Meio que perdidos, encontravam-se ambos com uma tradição ainda bem que não perdida – mas fiquemos atentos! Toda a moralidade civilizatória, mesmo que miscigenada, s’esfumaça no ar da tez-de-jambo, ainda que presa aos quatro cantos do quadro, ah! prisão libertadora!, ela pensava. ‘A plenitude que se emancipa mais quando alça vôo de dentro das grades...

E por ali ia passeando, os passos, passeando, as pernas, passeando, as almas, passeando, as palavras, vagueando, os olhos, passeando, a mente, vagueando, a mente, divagando...

Mas olhos atentos miravam-na do lado de fora.

Os olhos, passeando...

... passeando... passeando...

Então, você acha que ela daria o braço a torcer? Jamais! Continuou passeando pelas penas e vagueando as palavras e divagando mentes. Entrementes, trocava idéias com o seu amigo.

... mas passeava vez em quando para se certificar do passeio dos “outros”...

... que continuavam passeando...

Estabeleceu-se um clima de apreensão visual mútua entre o passeio duplo entre si – ela e ele –, o passeio triplo dele com os amigos, o passeio amigável dela e o passeio múltiplo dos estandartes presos em bambu. Ela não ousava passear mais do que com olhos porque, apesar de estar com um amigo, estava acompanhada, de qualquer forma. Lia na face dele: ‘Ousaria, mas não ouso! Quem é ele?... além do mais, amigos são amigos – que o digam estes dois a divagar comigo.’
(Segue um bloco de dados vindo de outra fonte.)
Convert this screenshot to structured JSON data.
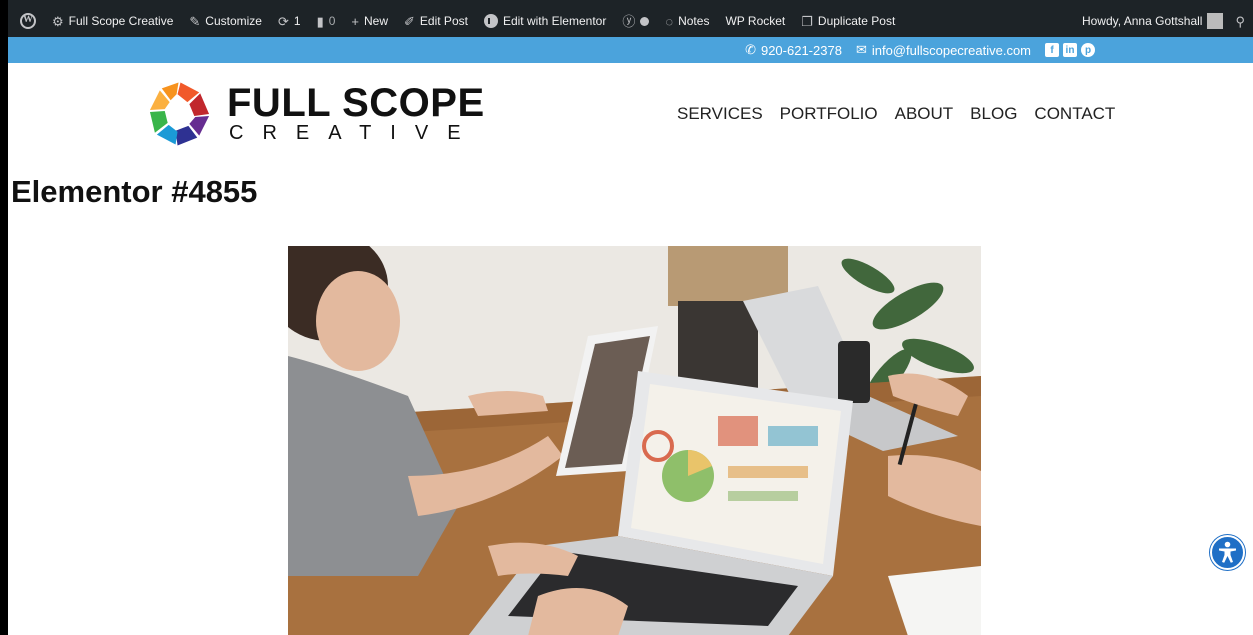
{
  "adminbar": {
    "site_name": "Full Scope Creative",
    "customize": "Customize",
    "updates_count": "1",
    "comments_count": "0",
    "new": "New",
    "edit_post": "Edit Post",
    "edit_elementor": "Edit with Elementor",
    "notes": "Notes",
    "wp_rocket": "WP Rocket",
    "duplicate_post": "Duplicate Post",
    "howdy": "Howdy, Anna Gottshall"
  },
  "contact": {
    "phone": "920-621-2378",
    "email": "info@fullscopecreative.com"
  },
  "logo": {
    "line1": "FULL SCOPE",
    "line2": "CREATIVE"
  },
  "nav": {
    "items": [
      "SERVICES",
      "PORTFOLIO",
      "ABOUT",
      "BLOG",
      "CONTACT"
    ]
  },
  "page": {
    "title": "Elementor #4855"
  },
  "colors": {
    "adminbar_bg": "#1d2327",
    "contactbar_bg": "#4ba3dc",
    "a11y_button": "#1f6fc6"
  }
}
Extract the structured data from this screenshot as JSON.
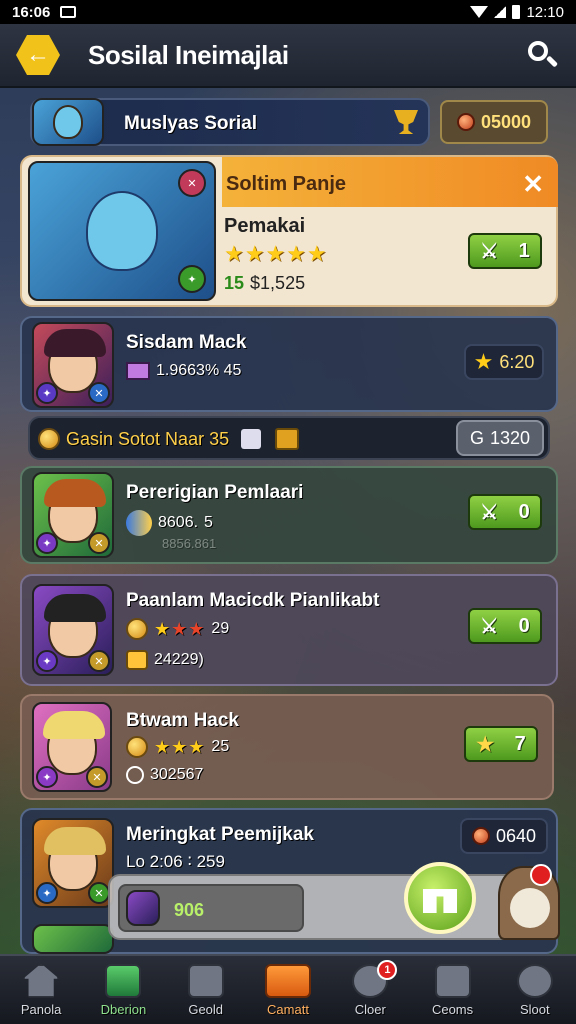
{
  "status": {
    "time": "16:06",
    "clock_right": "12:10"
  },
  "header": {
    "title": "Sosilal Ineimajlai"
  },
  "profile": {
    "name": "Muslyas Sorial",
    "currency": "05000"
  },
  "featured": {
    "banner_title": "Soltim Panje",
    "name": "Pemakai",
    "stars": "★★★★★",
    "price_prefix": "15",
    "price": "$1,525",
    "button_value": "1"
  },
  "players": [
    {
      "name": "Sisdam Mack",
      "stat": "1.9663% 45",
      "badge": "6:20"
    },
    {
      "name": "Pererigian Pemlaari",
      "stat": "8606.",
      "stat_suffix": "5",
      "faded": "8856.861",
      "button_value": "0"
    },
    {
      "name": "Paanlam Macicdk Pianlikabt",
      "stars_gold": "★",
      "stars_red": "★★",
      "level": "29",
      "stat": "24229)",
      "button_value": "0"
    },
    {
      "name": "Btwam Hack",
      "stars": "★★★",
      "level": "25",
      "stat": "302567",
      "button_value": "7"
    },
    {
      "name": "Meringkat Peemijkak",
      "stat": "Lo 2:06 ∶ 259",
      "badge": "0640"
    }
  ],
  "gold_bar": {
    "label": "Gasin Sotot Naar 35",
    "value": "1320",
    "value_prefix": "G"
  },
  "chat_overlay": {
    "value": "906"
  },
  "nav": [
    {
      "label": "Panola"
    },
    {
      "label": "Dberion"
    },
    {
      "label": "Geold"
    },
    {
      "label": "Camatt"
    },
    {
      "label": "Cloer",
      "badge": "1"
    },
    {
      "label": "Ceoms"
    },
    {
      "label": "Sloot"
    }
  ],
  "colors": {
    "accent_green": "#6cb830",
    "accent_orange": "#f08a24",
    "gold": "#f0c21a"
  }
}
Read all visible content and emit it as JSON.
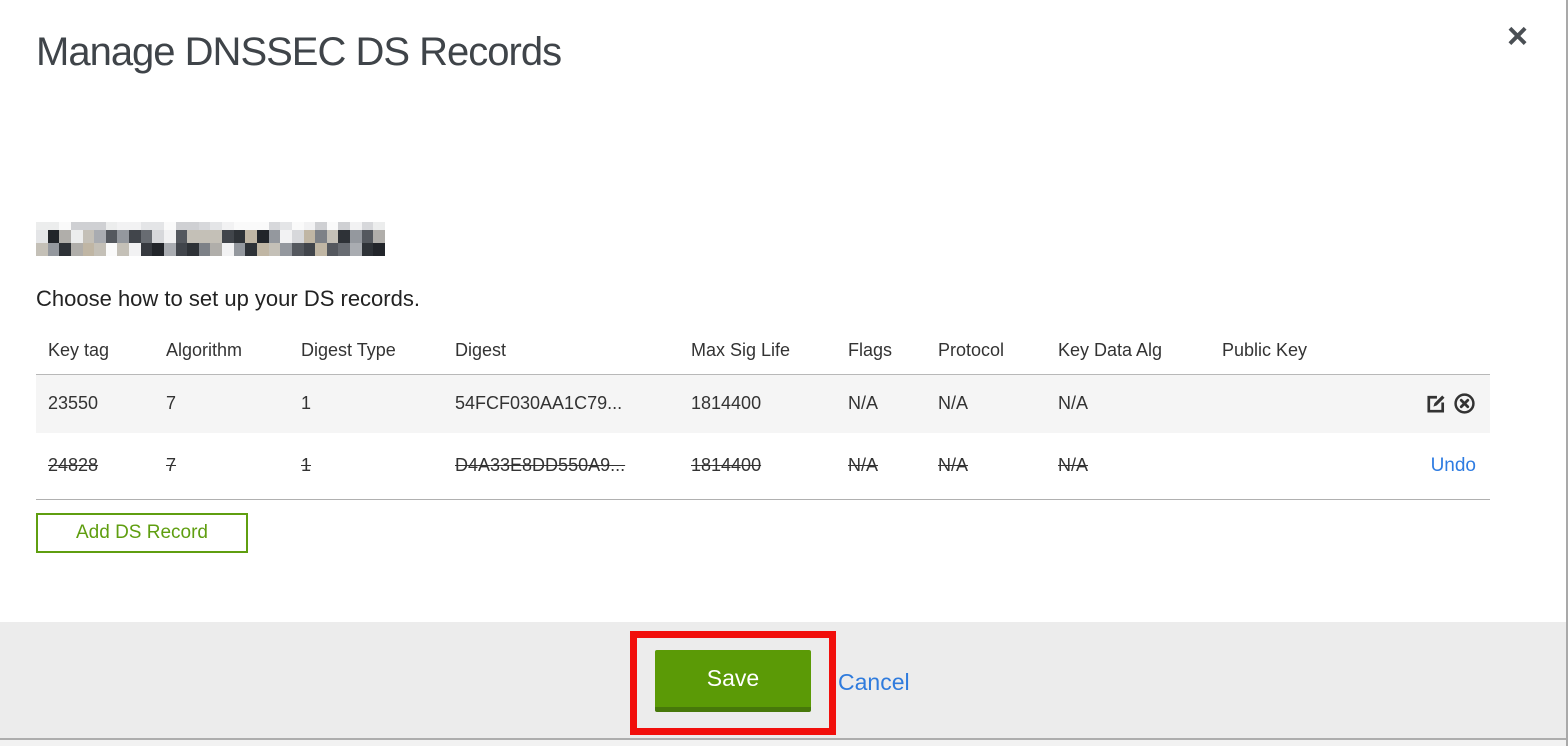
{
  "dialog": {
    "title": "Manage DNSSEC DS Records",
    "close_glyph": "×",
    "instruction": "Choose how to set up your DS records.",
    "domain_redacted": true
  },
  "table": {
    "columns": [
      "Key tag",
      "Algorithm",
      "Digest Type",
      "Digest",
      "Max Sig Life",
      "Flags",
      "Protocol",
      "Key Data Alg",
      "Public Key",
      ""
    ],
    "rows": [
      {
        "key_tag": "23550",
        "algorithm": "7",
        "digest_type": "1",
        "digest": "54FCF030AA1C79...",
        "max_sig_life": "1814400",
        "flags": "N/A",
        "protocol": "N/A",
        "key_data_alg": "N/A",
        "public_key": "",
        "state": "normal"
      },
      {
        "key_tag": "24828",
        "algorithm": "7",
        "digest_type": "1",
        "digest": "D4A33E8DD550A9...",
        "max_sig_life": "1814400",
        "flags": "N/A",
        "protocol": "N/A",
        "key_data_alg": "N/A",
        "public_key": "",
        "state": "deleted",
        "undo_label": "Undo"
      }
    ]
  },
  "buttons": {
    "add_ds_record": "Add DS Record",
    "save": "Save",
    "cancel": "Cancel"
  },
  "colors": {
    "button_green": "#5f9e10",
    "save_green": "#5b9a06",
    "link_blue": "#2f7bdd",
    "annotation_red": "#f10f0c"
  }
}
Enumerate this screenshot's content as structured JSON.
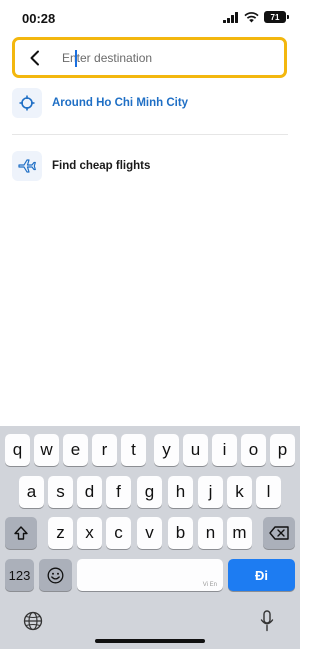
{
  "status_bar": {
    "time": "00:28",
    "battery": "71"
  },
  "search": {
    "placeholder": "Enter destination",
    "value": ""
  },
  "suggestions": [
    {
      "label": "Around Ho Chi Minh City",
      "icon": "locate-icon",
      "color": "#1f6fc5"
    },
    {
      "label": "Find cheap flights",
      "icon": "plane-icon",
      "color": "#1a1a1a"
    }
  ],
  "keyboard": {
    "row1": [
      "q",
      "w",
      "e",
      "r",
      "t",
      "y",
      "u",
      "i",
      "o",
      "p"
    ],
    "row2": [
      "a",
      "s",
      "d",
      "f",
      "g",
      "h",
      "j",
      "k",
      "l"
    ],
    "row3": [
      "z",
      "x",
      "c",
      "v",
      "b",
      "n",
      "m"
    ],
    "numbers_label": "123",
    "space_hint": "Vi En",
    "go_label": "Đi",
    "accent": "#1d7cf2"
  },
  "colors": {
    "search_border": "#f3b70e",
    "link_blue": "#1f6fc5"
  }
}
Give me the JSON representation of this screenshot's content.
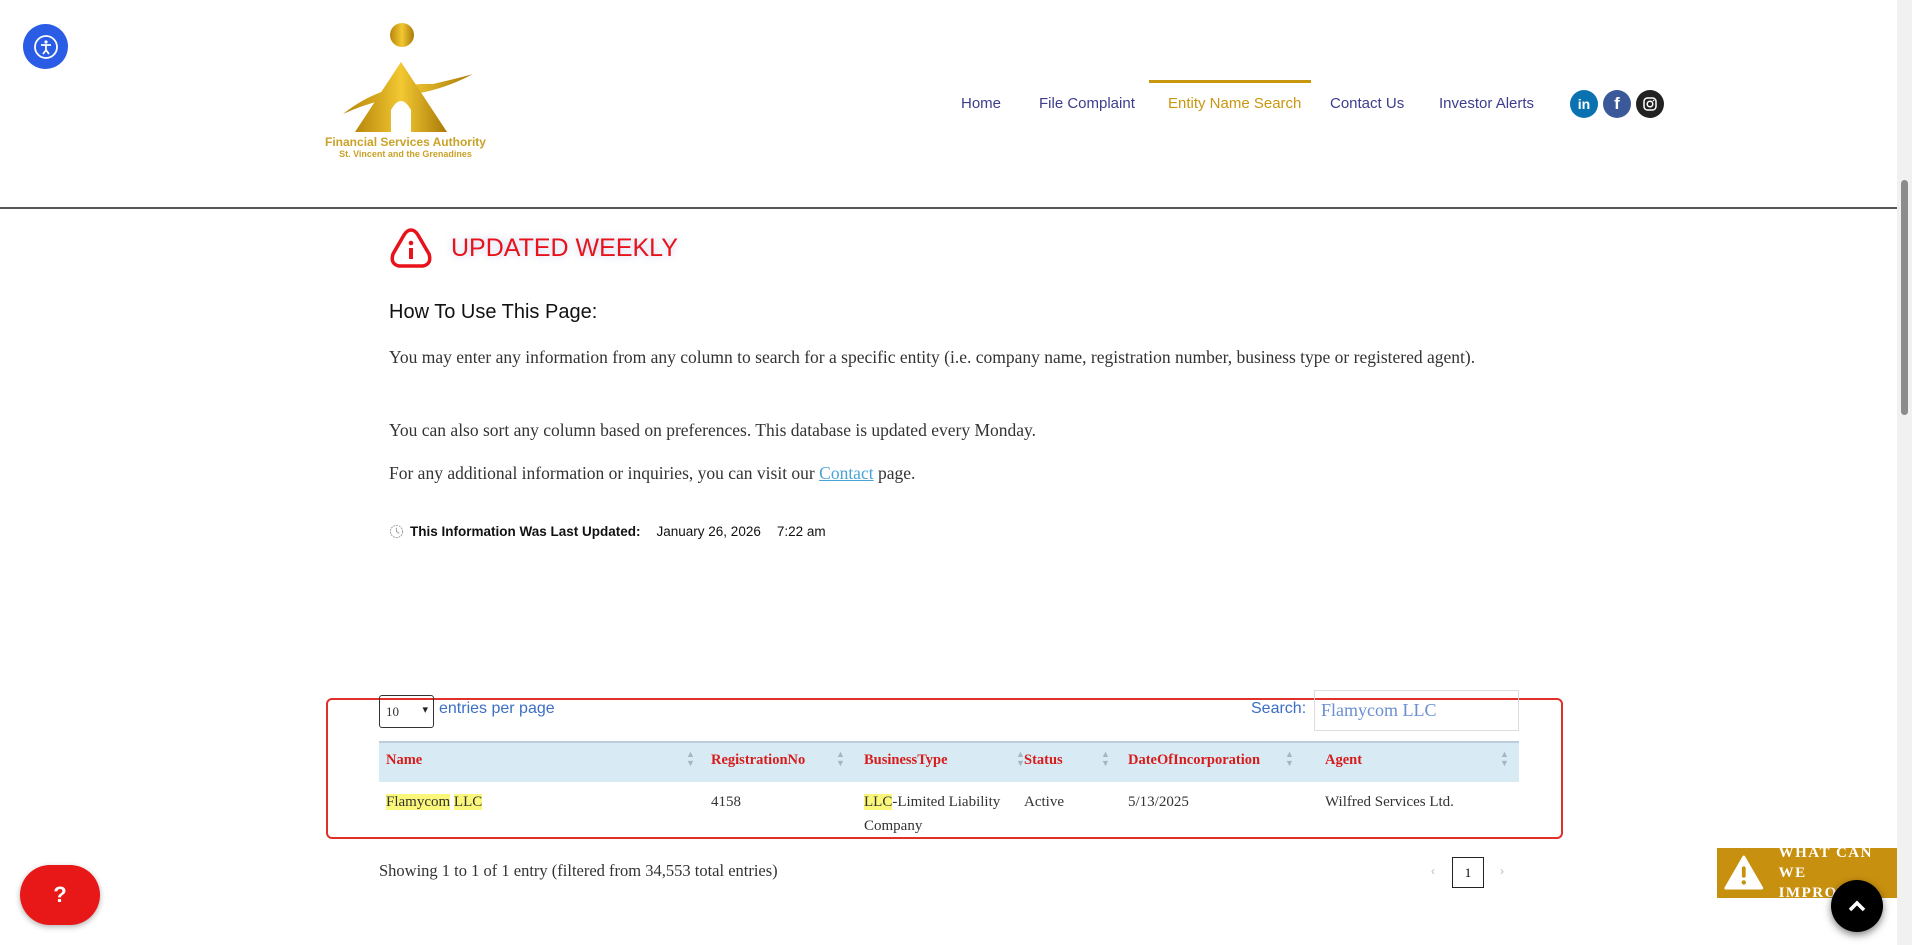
{
  "logo": {
    "line1": "Financial Services Authority",
    "line2": "St. Vincent and the Grenadines"
  },
  "nav": {
    "items": [
      {
        "label": "Home"
      },
      {
        "label": "File Complaint"
      },
      {
        "label": "Entity Name Search",
        "active": true
      },
      {
        "label": "Contact Us"
      },
      {
        "label": "Investor Alerts"
      }
    ]
  },
  "social": {
    "linkedin": "in",
    "facebook": "f"
  },
  "notice": {
    "title": "UPDATED WEEKLY"
  },
  "howto": {
    "heading": "How To Use This Page:",
    "p1": "You may enter any information from any column to search for a specific entity (i.e. company name, registration number, business type or registered agent).",
    "p2": "You can also sort any column based on preferences. This database is updated every Monday.",
    "p3_before": "For any additional information or inquiries, you can visit our ",
    "p3_link": "Contact",
    "p3_after": " page."
  },
  "last_updated": {
    "label": "This Information Was Last Updated:",
    "date": "January 26, 2026",
    "time": "7:22 am"
  },
  "table": {
    "page_size": "10",
    "entries_label": "entries per page",
    "search_label": "Search:",
    "search_value": "Flamycom LLC",
    "columns": [
      "Name",
      "RegistrationNo",
      "BusinessType",
      "Status",
      "DateOfIncorporation",
      "Agent"
    ],
    "rows": [
      {
        "name_a": "Flamycom",
        "name_b": "LLC",
        "reg": "4158",
        "type_hl": "LLC",
        "type_rest": "-Limited Liability",
        "type_line2": "Company",
        "status": "Active",
        "date": "5/13/2025",
        "agent": "Wilfred Services Ltd."
      }
    ],
    "info": "Showing 1 to 1 of 1 entry (filtered from 34,553 total entries)",
    "prev": "‹",
    "page": "1",
    "next": "›"
  },
  "widgets": {
    "help": "?",
    "improve_1": "WHAT CAN",
    "improve_2": "WE IMPROVE?"
  },
  "colors": {
    "gold": "#c8960f",
    "red": "#e8131a",
    "nav": "#3d3d8f"
  }
}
O clímax do baile se deu ao quase menearem a cabeça um para o outro em sincronia indescritível... a apreensão que se explode em dúvidas e se torna plena ao captar o momento em grades de movimento tal qual fotografia.

‘Ok – capturemos em nossas mentes este passeio telúrico ante que ele s’esfume por entre nós e nosso tempo.’
...

Enfim os amigos levantaram de suas cadeiras e os olhos andarilhos trataram de devolver o adjetivo às pernas.

Ela? Bem, ela continuou com o amigo, já no fim do seu passeio matizado. Pensando em etnias diferentes, disse-lhe o amigo:

- Somos todos miscigenados, todas as culturas misturadas negros brancos índios que dão resultados diferentes... ...diferentes como você. E, afinal, moça, quem é você?

- Eu? – ela tinha uma expressão entre pensativa e divertida. – Humpf! Eu sou um “?”...
Eu lhe aconselharia focar em close-up os olhos dela antes de acabar tudo num obscuro FADE-OUT.